C'est donc avec toujours un peu d'appréhension que l'on découvre un nouvel album de Stereophonics ; nous en sommes aujourd'hui à la huitième sortie studio et même si les Gallois nous assurent que ce Graffiti On The Train diffère des précédents, on reste sceptique.
Co-réalisé par Kelly Jones et produit sur le label du groupe (Stylus Records), le frontman prouve qu'il a plus d'une corde à son arc en réalisant également les vidéos des trois premiers titres, preuve qu'il veut pouvoir garder un œil sur chacune des étapes. Arrivé en studio avec une quarantaine d'ébauches de chansons, c'est par l'apport des musiciens et des proches collaborateurs qu'une dizaine a finalement vu le jour pour former Grafitti On The Train. Amour, trahison, ballades au piano mêlé de cordes et de cuivres, on pourrait penser à une mauvaise blague ringarde mais Kelly Jones, grâce à sa sensuelle voix éraillée et à sa plume intarissable, magnifie un sujet pourtant maintes fois abordé et écumé.

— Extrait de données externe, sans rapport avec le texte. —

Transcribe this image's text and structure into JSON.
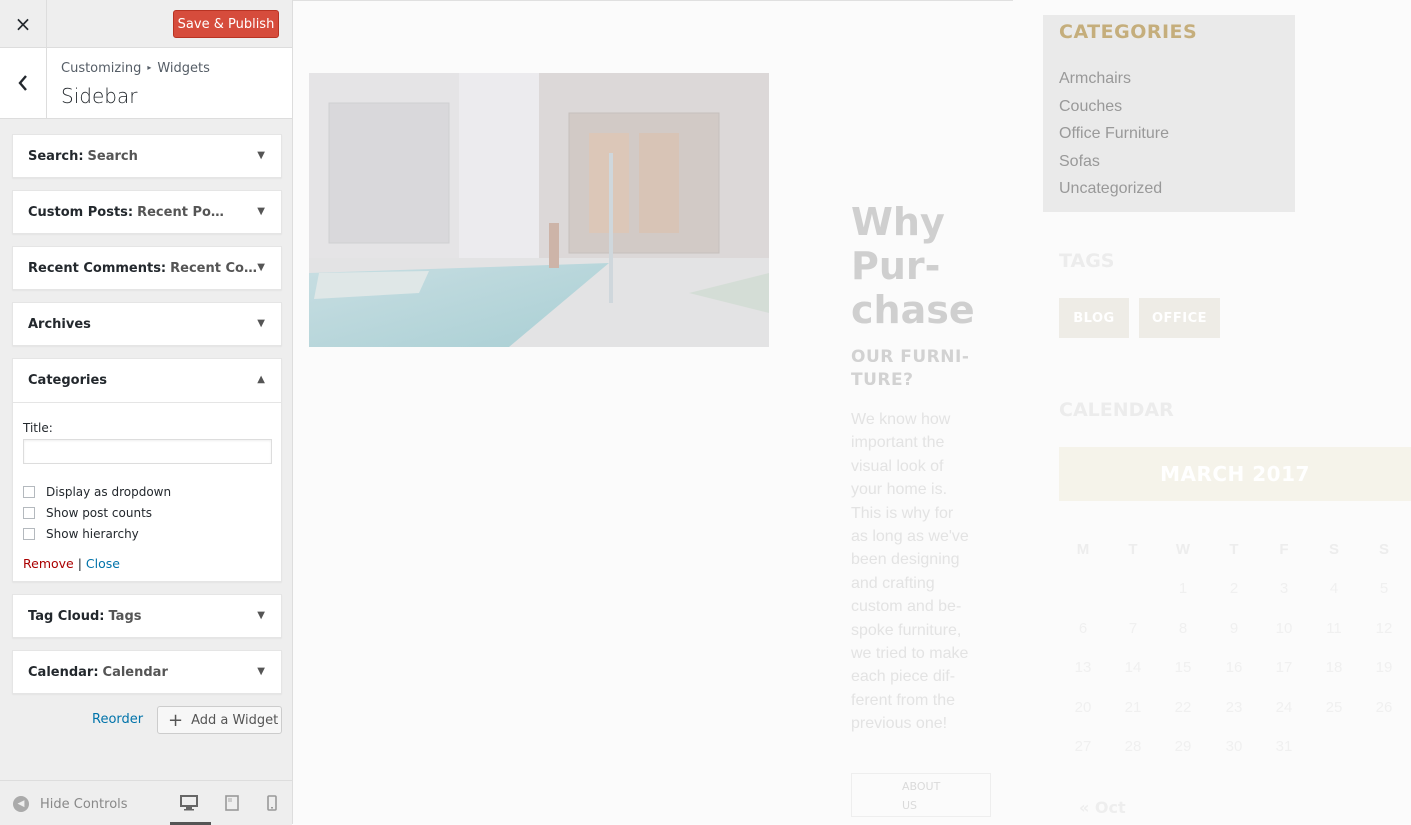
{
  "panel": {
    "close_icon": "×",
    "save_label": "Save & Publish",
    "breadcrumb": [
      "Customizing",
      "Widgets"
    ],
    "breadcrumb_sep": "▸",
    "title": "Sidebar",
    "widgets": [
      {
        "name": "Search:",
        "sub": "Search"
      },
      {
        "name": "Custom Posts:",
        "sub": "Recent Posts"
      },
      {
        "name": "Recent Comments:",
        "sub": "Recent Com..."
      },
      {
        "name": "Archives",
        "sub": ""
      },
      {
        "name": "Categories",
        "sub": ""
      },
      {
        "name": "Tag Cloud:",
        "sub": "Tags"
      },
      {
        "name": "Calendar:",
        "sub": "Calendar"
      }
    ],
    "categories_form": {
      "title_label": "Title:",
      "title_value": "",
      "checkboxes": [
        "Display as dropdown",
        "Show post counts",
        "Show hierarchy"
      ],
      "remove": "Remove",
      "separator": "|",
      "close": "Close"
    },
    "reorder": "Reorder",
    "add_widget": "Add a Widget",
    "hide_controls": "Hide Controls",
    "colors": {
      "accent": "#0073aa",
      "save": "#d64c3c",
      "remove": "#aa0000"
    }
  },
  "preview": {
    "why_lines": [
      "Why",
      "Pur-",
      "chase"
    ],
    "our_furniture_lines": [
      "OUR FURNI-",
      "TURE?"
    ],
    "body_lines": [
      "We know how",
      "important the",
      "visual look of",
      "your home is.",
      "This is why for",
      "as long as we've",
      "been designing",
      "and crafting",
      "custom and be-",
      "spoke furniture,",
      "we tried to make",
      "each piece dif-",
      "ferent from the",
      "previous one!"
    ],
    "about_lines": [
      "ABOUT",
      "US"
    ],
    "categories_heading": "CATEGORIES",
    "categories": [
      "Armchairs",
      "Couches",
      "Office Furniture",
      "Sofas",
      "Uncategorized"
    ],
    "tags_heading": "TAGS",
    "tags": [
      "BLOG",
      "OFFICE"
    ],
    "calendar_heading": "CALENDAR",
    "calendar_month": "MARCH 2017",
    "calendar_dow": [
      "M",
      "T",
      "W",
      "T",
      "F",
      "S",
      "S"
    ],
    "calendar_weeks": [
      [
        "",
        "",
        "1",
        "2",
        "3",
        "4",
        "5"
      ],
      [
        "6",
        "7",
        "8",
        "9",
        "10",
        "11",
        "12"
      ],
      [
        "13",
        "14",
        "15",
        "16",
        "17",
        "18",
        "19"
      ],
      [
        "20",
        "21",
        "22",
        "23",
        "24",
        "25",
        "26"
      ],
      [
        "27",
        "28",
        "29",
        "30",
        "31",
        "",
        ""
      ]
    ],
    "calendar_prev": "« Oct",
    "colors": {
      "heading_gold": "#c5ae7c"
    }
  }
}
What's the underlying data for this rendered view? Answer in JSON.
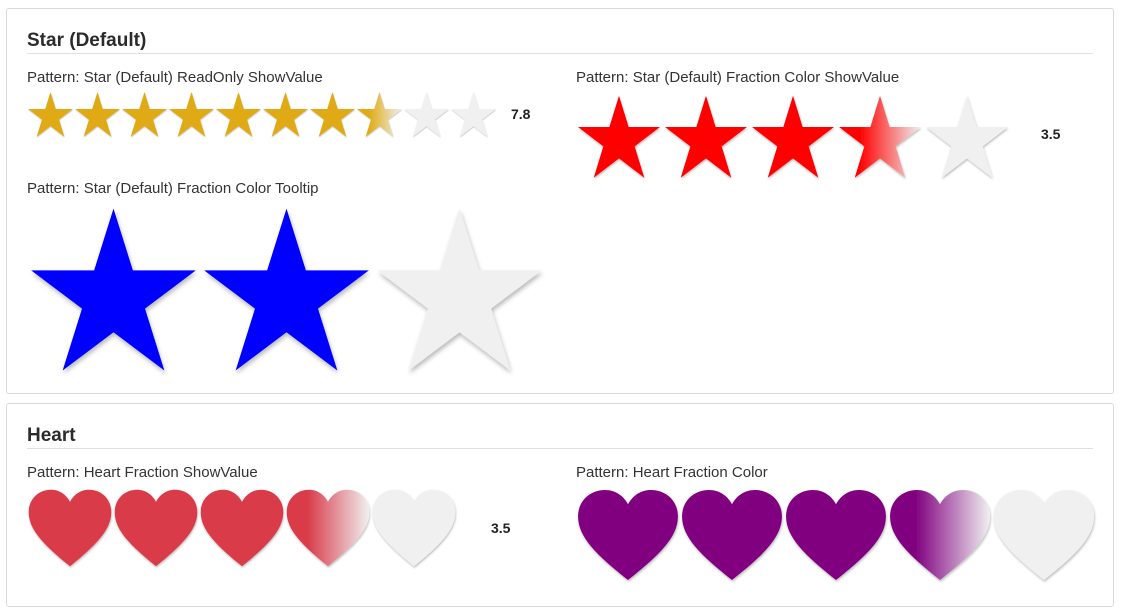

Chargés de mélancolie, les dix titres jouent beaucoup sur les nuances et l'intensité ; si des compositions comme We Share The Same Sun sont plus formatées et superficielles comme un titre récent de Coldplay façon « stadium rock », elles restent anecdotiques. Que ce soit dans la rage (Take Me ou Catacomb), les ballades (No One's Perfect) ou le blues, si cher au brun ténébreux (Been Caught Cheating), Stereophonics font preuve d'une aisance éhontée. Les structures sont plus complexes et on trouve des progressions mélodramatiques intenses, comme sur Roll The Dice qui prend doucement son envol. La voix peut se faire solennelle, à l'instar de Violins And Tambourines : on est alors loin des pop songs des débuts et à l'écoute de In A Moment, on comprend que cet album contient quelques nouveaux classiques pour le groupe.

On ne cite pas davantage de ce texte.